A nod to my pops. I have been incredibly blessed to have an outstanding, loving father. My dad has always been there. He grew up in a tough situation. Northern Minnesota. He, seven sisters (that's a lot of feminine energy, and I gotta believe it was a powerful force of love), his mom and dad lived in a one-room tar paper shack through some really brutal mining range winters. They had to kill things to eat. That's the way it was. I never heard my dad complain about it. Or hold it over our heads ("when I was a kid, we had to...").
Not his style. He worked his ass off, and rose up through the ranks to become a major project manager at one of the biggest construction companies in the Midwest. And he was great at his job. He raised a family, and provided stability, support, love, and patience to all of us, without exception.
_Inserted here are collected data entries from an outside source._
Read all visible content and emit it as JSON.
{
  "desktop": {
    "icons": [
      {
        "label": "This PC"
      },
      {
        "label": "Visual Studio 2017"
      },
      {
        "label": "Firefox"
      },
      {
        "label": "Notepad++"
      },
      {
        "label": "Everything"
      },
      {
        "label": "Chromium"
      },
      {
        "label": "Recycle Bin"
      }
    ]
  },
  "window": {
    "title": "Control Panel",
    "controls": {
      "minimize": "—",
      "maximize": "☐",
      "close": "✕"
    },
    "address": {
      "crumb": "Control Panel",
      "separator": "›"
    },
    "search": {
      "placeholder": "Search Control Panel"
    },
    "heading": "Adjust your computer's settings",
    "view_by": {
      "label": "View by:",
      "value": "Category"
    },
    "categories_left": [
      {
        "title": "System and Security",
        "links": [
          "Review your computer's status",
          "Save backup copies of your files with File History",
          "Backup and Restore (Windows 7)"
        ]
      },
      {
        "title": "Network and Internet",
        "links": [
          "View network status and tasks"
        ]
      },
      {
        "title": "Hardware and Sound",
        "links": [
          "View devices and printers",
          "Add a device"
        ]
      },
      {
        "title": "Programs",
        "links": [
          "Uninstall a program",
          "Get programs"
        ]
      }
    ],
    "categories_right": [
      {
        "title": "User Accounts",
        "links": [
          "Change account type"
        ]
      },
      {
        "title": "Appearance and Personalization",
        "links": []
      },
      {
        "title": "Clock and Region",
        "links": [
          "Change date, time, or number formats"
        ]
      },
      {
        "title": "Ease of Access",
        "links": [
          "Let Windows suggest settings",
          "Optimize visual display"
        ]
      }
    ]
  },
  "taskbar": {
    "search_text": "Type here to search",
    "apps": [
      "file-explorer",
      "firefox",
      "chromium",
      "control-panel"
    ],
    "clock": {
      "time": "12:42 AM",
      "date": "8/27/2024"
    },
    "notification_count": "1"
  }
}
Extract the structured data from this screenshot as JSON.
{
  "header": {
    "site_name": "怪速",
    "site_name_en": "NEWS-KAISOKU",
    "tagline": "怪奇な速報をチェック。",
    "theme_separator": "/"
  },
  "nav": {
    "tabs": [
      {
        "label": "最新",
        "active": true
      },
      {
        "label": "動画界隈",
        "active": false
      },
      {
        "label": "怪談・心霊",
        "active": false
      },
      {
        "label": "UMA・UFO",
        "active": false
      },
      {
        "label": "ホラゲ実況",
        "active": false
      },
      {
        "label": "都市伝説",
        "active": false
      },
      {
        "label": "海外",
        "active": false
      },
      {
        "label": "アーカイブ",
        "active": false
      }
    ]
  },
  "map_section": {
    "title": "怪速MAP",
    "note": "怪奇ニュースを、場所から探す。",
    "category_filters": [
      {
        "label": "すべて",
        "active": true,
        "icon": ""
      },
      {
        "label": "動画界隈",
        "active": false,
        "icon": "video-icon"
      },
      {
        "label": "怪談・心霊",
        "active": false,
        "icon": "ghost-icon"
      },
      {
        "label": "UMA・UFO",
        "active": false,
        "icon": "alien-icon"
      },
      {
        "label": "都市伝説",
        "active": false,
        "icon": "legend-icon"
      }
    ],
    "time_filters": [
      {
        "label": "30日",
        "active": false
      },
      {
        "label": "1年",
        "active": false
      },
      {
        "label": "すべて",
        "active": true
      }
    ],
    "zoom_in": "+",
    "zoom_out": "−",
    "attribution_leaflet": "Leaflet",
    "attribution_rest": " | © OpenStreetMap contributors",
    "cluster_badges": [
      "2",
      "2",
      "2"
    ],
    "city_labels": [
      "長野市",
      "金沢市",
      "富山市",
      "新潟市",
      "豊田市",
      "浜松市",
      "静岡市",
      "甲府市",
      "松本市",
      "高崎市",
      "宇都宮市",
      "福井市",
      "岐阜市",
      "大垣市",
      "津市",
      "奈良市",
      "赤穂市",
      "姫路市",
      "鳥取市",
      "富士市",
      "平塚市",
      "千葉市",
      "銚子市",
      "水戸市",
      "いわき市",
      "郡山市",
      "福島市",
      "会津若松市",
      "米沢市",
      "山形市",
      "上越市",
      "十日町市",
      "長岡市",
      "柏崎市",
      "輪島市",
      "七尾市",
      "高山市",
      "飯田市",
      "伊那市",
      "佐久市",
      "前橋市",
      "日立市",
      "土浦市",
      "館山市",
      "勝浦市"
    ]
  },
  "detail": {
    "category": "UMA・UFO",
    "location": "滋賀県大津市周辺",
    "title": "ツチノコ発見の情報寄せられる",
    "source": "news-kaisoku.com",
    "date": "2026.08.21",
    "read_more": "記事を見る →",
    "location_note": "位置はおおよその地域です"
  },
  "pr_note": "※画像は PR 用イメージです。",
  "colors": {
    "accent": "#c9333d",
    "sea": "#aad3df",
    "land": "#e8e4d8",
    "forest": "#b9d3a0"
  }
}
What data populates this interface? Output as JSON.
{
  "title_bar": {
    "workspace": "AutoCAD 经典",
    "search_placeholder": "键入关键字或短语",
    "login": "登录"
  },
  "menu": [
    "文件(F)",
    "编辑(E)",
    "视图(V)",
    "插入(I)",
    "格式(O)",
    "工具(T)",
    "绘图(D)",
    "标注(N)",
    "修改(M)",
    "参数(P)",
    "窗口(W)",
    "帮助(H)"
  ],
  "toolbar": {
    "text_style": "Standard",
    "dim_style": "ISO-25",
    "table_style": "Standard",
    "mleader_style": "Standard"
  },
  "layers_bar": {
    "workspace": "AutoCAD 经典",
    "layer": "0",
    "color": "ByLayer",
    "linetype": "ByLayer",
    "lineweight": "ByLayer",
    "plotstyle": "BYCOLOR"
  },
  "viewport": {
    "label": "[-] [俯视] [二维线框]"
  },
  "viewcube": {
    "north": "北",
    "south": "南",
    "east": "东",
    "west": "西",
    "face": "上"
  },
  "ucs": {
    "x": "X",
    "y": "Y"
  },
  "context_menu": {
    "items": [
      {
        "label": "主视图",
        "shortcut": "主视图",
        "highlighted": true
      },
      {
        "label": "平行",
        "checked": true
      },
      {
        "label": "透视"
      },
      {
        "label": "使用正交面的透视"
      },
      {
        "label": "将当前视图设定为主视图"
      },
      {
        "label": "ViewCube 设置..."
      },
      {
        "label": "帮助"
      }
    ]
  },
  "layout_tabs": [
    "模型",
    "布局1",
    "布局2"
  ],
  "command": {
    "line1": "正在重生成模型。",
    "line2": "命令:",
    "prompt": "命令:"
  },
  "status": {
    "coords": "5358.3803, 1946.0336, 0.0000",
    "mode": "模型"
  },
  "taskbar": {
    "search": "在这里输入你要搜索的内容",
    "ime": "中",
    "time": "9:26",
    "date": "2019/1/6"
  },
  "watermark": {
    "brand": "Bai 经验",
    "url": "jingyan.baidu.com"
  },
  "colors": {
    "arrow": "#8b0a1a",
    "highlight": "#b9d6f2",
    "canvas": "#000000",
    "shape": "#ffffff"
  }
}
And me and my brothers were challenging kids. That's another story. Let's just say the job of dad was one replete with trials. Even though my dad came from a back ground that (Midwester Protestant vibe) is not known for its effusive display of emotions ;-) he always, always told us all he loved us, and hugged us freely and un-self consciously. He has always lived and worked with total integrity, preferring to be a living example of his values than talking about them all the time. I've never seen my dad break the law. Ever. Never heard him lie. Not once. He's simply a loving, upstanding human being, and I hope I can be half the dad to my daughters my dad has been to me. I know the conditions have been tough sometimes. He's a devout Christian who believes the Bible is the word of God. I'm a Zen Buddhist who's says things like 'all beliefs are false'. He's organized, I'm chaotic. He is a dependable planner. I'm unpredictable & impulsive. My father is humble, dignified. I'm a chronic exhibitionist who puts my life on parade. My dad managed an even, steady career and retirement plan. I have gambled and risked through peaks and valleys. But I have never had a doubt -in my whole life- that my dad absolutely, unconditionally loves me. And I have tested him with difficult conditions. But that love never wavers. I really want to live that same love with my daughters.
I am so grateful for you dad. Thank you for a lifetime of everything I ever needed. I love you!